I’m not usually one who gets tearful watching movies, but I can’t watch the movie Up without needing a box of tissues. Anyone who’s seen the movie knows how heartbreaking the first few minutes of the film are: you watch Carl and Ellie fall in love with each other, live together and support each other through the good and the bad, then Ellie becomes ill and eventually passes away.
Later in the movie, a grieving Carl pulls out a photo book and reads a note from Ellie that says, “Thanks for the adventure! Now, go have a new one.” He realizes that Ellie was with him the entire time. You see the glimmer in his eyes and the new excitement as he sets out to live the rest of his life as an adventure in memory of her.

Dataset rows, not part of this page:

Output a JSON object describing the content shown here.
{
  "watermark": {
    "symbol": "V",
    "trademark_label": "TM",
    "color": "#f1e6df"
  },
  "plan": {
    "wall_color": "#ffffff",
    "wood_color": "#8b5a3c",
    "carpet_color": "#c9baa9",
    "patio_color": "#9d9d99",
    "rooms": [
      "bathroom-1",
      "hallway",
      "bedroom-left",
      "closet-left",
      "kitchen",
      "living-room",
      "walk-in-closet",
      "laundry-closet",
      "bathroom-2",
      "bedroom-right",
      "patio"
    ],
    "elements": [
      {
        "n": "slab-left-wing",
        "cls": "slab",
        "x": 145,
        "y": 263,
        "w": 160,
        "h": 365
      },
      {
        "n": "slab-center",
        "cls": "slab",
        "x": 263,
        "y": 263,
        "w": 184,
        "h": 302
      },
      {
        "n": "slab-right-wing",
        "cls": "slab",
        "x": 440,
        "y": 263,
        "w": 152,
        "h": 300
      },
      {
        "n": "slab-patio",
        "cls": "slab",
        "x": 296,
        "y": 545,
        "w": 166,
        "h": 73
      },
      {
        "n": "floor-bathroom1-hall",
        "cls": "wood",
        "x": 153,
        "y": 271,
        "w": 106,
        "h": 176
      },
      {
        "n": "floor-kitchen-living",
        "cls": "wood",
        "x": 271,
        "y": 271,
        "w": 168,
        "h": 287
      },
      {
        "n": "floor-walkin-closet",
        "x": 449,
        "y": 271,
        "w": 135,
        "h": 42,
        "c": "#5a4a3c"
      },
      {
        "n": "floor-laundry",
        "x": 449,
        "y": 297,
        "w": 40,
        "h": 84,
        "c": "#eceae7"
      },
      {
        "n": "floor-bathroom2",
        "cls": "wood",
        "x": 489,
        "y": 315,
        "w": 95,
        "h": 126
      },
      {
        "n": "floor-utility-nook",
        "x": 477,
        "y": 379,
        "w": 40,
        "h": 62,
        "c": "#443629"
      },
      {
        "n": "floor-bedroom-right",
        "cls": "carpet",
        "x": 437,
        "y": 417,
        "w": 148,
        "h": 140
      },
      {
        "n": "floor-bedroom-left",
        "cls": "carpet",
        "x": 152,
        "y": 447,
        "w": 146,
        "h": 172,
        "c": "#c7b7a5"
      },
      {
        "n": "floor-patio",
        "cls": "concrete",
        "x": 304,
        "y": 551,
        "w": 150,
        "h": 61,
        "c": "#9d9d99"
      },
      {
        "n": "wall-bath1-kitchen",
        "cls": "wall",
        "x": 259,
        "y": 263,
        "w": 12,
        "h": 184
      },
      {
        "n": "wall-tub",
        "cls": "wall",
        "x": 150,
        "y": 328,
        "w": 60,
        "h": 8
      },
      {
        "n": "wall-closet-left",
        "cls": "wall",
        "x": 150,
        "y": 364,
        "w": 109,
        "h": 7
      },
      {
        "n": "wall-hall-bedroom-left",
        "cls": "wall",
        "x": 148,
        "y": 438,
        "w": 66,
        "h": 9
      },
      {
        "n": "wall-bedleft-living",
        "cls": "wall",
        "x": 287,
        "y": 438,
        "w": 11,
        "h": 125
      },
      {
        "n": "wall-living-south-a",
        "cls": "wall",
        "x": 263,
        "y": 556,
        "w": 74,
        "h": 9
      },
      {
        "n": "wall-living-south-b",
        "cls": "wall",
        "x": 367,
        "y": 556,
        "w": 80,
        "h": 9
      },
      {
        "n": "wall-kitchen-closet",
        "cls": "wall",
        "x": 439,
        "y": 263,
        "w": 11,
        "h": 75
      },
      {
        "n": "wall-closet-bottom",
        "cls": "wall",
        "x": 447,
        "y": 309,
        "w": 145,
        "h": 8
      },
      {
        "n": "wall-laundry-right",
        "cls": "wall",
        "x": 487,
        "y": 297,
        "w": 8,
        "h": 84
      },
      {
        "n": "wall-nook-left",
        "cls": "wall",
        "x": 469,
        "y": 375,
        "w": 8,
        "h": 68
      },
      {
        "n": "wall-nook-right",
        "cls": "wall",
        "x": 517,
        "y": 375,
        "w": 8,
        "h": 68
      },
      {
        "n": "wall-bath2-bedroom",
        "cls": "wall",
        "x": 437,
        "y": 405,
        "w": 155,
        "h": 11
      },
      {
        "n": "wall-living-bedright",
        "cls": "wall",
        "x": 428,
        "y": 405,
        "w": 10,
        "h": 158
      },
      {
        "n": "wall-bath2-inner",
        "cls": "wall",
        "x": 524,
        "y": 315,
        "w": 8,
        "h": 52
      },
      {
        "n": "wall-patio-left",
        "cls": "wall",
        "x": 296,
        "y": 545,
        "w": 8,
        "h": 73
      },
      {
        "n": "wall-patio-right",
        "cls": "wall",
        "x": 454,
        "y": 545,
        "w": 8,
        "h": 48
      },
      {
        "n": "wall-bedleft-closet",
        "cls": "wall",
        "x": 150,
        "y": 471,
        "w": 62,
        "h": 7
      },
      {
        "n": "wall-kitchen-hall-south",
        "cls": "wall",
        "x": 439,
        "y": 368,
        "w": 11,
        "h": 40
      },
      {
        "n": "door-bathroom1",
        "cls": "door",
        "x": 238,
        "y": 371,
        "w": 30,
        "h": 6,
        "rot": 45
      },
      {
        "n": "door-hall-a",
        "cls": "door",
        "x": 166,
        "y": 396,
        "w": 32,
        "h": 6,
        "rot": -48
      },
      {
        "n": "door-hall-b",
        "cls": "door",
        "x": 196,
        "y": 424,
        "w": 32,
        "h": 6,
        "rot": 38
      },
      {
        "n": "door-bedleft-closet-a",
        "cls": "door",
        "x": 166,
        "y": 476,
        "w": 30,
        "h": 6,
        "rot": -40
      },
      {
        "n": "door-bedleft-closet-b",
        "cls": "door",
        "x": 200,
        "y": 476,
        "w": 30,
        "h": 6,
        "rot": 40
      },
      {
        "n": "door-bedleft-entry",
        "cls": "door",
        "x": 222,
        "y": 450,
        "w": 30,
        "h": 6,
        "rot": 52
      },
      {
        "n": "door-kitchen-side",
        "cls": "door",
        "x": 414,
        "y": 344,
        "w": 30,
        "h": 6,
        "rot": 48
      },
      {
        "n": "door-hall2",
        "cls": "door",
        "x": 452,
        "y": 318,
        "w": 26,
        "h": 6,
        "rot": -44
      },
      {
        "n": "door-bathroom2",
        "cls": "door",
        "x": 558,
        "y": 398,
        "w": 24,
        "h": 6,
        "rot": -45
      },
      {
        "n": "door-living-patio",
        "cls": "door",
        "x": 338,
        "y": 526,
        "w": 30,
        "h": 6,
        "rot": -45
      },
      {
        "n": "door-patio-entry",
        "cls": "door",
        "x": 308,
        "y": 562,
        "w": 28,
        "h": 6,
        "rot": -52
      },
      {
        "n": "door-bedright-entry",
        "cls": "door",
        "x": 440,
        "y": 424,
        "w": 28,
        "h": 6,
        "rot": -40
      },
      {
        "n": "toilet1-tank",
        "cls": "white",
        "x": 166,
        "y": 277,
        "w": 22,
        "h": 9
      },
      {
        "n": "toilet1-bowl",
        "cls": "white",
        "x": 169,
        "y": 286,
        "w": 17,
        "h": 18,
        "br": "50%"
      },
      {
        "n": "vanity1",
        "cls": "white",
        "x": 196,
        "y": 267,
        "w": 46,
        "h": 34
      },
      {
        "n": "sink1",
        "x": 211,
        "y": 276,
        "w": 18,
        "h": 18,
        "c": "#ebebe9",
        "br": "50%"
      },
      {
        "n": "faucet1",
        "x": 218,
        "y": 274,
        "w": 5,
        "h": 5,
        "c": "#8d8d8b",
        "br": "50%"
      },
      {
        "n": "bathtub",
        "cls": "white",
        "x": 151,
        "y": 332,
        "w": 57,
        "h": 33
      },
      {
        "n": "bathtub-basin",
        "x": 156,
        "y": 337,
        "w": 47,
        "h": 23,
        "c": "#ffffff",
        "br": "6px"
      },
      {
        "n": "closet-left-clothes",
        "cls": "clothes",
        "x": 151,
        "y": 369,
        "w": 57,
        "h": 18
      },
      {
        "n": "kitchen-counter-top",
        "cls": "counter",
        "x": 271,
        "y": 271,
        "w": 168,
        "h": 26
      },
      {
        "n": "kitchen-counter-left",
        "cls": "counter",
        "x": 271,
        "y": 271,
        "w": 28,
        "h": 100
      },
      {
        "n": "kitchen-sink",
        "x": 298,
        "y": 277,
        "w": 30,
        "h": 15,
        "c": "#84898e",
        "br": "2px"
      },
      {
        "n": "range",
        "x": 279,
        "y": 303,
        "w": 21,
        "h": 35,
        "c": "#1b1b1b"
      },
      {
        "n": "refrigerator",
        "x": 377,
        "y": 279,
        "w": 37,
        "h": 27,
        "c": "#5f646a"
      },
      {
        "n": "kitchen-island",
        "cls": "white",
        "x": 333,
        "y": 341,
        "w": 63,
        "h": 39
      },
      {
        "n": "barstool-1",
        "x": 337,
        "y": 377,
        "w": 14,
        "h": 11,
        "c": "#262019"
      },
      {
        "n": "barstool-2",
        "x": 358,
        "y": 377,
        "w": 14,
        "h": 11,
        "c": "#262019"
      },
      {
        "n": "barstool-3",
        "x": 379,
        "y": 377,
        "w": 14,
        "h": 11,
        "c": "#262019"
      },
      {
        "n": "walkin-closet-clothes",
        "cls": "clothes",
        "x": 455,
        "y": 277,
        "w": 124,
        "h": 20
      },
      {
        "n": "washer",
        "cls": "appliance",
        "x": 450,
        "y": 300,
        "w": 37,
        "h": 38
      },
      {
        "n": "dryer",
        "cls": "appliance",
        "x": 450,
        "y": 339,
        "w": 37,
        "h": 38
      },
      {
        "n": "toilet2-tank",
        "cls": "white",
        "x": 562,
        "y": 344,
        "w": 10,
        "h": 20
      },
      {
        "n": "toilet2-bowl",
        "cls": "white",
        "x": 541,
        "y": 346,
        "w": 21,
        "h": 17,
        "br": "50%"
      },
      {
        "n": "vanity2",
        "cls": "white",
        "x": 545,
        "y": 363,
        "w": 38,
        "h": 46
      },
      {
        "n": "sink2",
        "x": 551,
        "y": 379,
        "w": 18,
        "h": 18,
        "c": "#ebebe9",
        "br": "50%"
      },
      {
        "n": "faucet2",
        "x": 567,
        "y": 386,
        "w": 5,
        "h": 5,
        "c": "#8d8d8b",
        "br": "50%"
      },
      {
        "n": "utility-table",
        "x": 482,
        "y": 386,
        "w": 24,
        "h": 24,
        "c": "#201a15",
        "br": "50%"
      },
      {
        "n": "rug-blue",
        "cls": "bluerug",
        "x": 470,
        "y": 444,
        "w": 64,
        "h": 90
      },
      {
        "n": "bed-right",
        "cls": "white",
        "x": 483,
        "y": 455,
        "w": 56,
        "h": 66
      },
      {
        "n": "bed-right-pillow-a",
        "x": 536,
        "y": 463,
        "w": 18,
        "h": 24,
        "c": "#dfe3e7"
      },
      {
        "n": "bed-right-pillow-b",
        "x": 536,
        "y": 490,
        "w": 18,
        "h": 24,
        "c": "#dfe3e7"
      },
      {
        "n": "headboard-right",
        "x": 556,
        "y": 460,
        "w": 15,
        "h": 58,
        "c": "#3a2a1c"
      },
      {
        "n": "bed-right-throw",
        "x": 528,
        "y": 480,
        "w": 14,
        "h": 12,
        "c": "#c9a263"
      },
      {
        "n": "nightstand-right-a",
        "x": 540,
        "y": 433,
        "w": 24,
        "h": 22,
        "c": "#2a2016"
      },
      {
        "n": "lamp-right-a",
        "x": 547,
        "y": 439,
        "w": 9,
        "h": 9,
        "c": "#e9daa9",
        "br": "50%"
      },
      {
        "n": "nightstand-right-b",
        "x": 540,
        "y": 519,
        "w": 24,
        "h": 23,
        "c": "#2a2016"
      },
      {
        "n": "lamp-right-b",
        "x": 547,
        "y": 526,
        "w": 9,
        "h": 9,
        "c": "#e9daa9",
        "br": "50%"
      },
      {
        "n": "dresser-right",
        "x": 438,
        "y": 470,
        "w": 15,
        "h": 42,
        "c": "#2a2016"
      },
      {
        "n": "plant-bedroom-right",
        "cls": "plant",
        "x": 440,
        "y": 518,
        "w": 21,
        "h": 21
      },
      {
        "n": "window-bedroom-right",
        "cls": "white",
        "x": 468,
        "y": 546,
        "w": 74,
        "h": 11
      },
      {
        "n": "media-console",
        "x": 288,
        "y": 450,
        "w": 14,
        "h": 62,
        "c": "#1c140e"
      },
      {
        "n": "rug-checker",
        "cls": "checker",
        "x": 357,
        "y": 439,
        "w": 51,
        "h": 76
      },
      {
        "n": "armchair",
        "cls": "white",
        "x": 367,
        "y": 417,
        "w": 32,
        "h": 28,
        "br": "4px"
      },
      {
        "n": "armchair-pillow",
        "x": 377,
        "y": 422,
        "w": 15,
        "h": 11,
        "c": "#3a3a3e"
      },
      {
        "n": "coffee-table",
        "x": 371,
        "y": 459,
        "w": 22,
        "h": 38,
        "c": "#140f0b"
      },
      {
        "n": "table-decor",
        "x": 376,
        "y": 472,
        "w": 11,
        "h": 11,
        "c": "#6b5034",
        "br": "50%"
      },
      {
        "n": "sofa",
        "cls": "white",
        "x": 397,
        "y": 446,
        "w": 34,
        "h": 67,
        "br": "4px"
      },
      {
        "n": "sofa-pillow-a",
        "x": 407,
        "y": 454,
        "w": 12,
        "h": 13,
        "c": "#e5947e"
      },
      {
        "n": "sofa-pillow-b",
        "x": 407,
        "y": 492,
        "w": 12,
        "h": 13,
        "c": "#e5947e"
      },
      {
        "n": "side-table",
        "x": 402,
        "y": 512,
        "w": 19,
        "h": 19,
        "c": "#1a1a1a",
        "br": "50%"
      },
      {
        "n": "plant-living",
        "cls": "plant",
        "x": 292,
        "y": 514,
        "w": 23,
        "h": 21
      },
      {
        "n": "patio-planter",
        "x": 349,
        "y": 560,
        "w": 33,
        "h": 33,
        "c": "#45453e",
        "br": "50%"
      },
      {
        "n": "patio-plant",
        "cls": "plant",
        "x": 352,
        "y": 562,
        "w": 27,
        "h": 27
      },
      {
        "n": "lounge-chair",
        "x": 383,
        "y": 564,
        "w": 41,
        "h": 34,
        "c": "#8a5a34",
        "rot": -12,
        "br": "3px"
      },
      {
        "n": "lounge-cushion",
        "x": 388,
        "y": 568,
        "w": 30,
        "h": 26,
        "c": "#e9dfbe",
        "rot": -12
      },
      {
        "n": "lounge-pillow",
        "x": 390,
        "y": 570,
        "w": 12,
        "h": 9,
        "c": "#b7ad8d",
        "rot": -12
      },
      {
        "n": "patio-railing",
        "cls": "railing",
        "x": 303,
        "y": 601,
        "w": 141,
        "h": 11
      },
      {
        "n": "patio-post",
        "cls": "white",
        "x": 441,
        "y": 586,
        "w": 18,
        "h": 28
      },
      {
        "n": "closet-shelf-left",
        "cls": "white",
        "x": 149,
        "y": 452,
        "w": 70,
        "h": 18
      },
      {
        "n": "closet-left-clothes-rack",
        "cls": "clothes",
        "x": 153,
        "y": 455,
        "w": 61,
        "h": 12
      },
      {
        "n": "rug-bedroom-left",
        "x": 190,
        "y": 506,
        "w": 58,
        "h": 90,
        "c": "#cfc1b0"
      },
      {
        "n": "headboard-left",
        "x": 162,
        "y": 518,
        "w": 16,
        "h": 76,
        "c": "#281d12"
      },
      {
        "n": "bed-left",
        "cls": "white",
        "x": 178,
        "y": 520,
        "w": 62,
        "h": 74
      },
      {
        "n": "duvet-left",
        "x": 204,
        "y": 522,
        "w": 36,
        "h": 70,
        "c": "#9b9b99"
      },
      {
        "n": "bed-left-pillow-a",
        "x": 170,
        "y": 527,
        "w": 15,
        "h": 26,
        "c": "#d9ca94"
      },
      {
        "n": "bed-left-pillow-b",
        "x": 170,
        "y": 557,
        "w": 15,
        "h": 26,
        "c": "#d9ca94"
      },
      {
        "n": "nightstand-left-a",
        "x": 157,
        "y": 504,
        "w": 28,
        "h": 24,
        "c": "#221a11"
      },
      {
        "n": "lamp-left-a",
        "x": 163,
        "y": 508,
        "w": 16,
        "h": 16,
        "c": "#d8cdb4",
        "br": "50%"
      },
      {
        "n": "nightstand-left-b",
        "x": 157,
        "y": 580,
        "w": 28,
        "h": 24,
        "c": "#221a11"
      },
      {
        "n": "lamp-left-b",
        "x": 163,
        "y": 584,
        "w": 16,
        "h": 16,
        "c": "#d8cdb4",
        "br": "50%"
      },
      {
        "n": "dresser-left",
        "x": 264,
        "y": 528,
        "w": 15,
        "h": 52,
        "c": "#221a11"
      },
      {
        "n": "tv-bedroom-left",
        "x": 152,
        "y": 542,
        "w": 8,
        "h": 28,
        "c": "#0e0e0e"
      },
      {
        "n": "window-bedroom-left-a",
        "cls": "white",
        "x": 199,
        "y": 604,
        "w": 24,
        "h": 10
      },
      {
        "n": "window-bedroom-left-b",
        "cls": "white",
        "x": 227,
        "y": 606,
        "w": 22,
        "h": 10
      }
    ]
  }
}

What I love about the story is that it reinforces something important for us:
- When our loved one dies, we can go on living in their memory. That bond is not broken by death. They live on in our hearts and in the moments we remember with them that we cherish. We can hold on to photos and items that remind us of them to bring us comfort and to help us feel closer to them.
In the early stages of our grief, some days can feel suffocating. We live most of those first months after the loss feeling like our lives are under a microscope. People ask us questions and seemingly pass judgements about how long it takes us to go through our loved one’s things, how long it takes us to “get over it,” and so much more. Those comments and our inner guilt can make it difficult for us to live life the way we want to, to re-marry after a loss, and to listen to what feels right for us.
You know you best, and grief has no timeline. You are the one who sits with your grief each day and gets to decide what to do with those feelings. You know how your husband’s jacket, with his smell still lingering in the fabric, calms you when you wake up and miss him. You know how comforting it is to read through your best friend’s texts in your phone that you can’t bring yourself to delete. It’s okay to keep those things. It’s okay for your relationship with your loved one to continue in this way after they are gone.
I am here to tell you; in case you need to hear it: Love never dies. You do not need to “move on.” You have permission to keep your loved one’s memory alive inside your heart in whatever way feels best to you.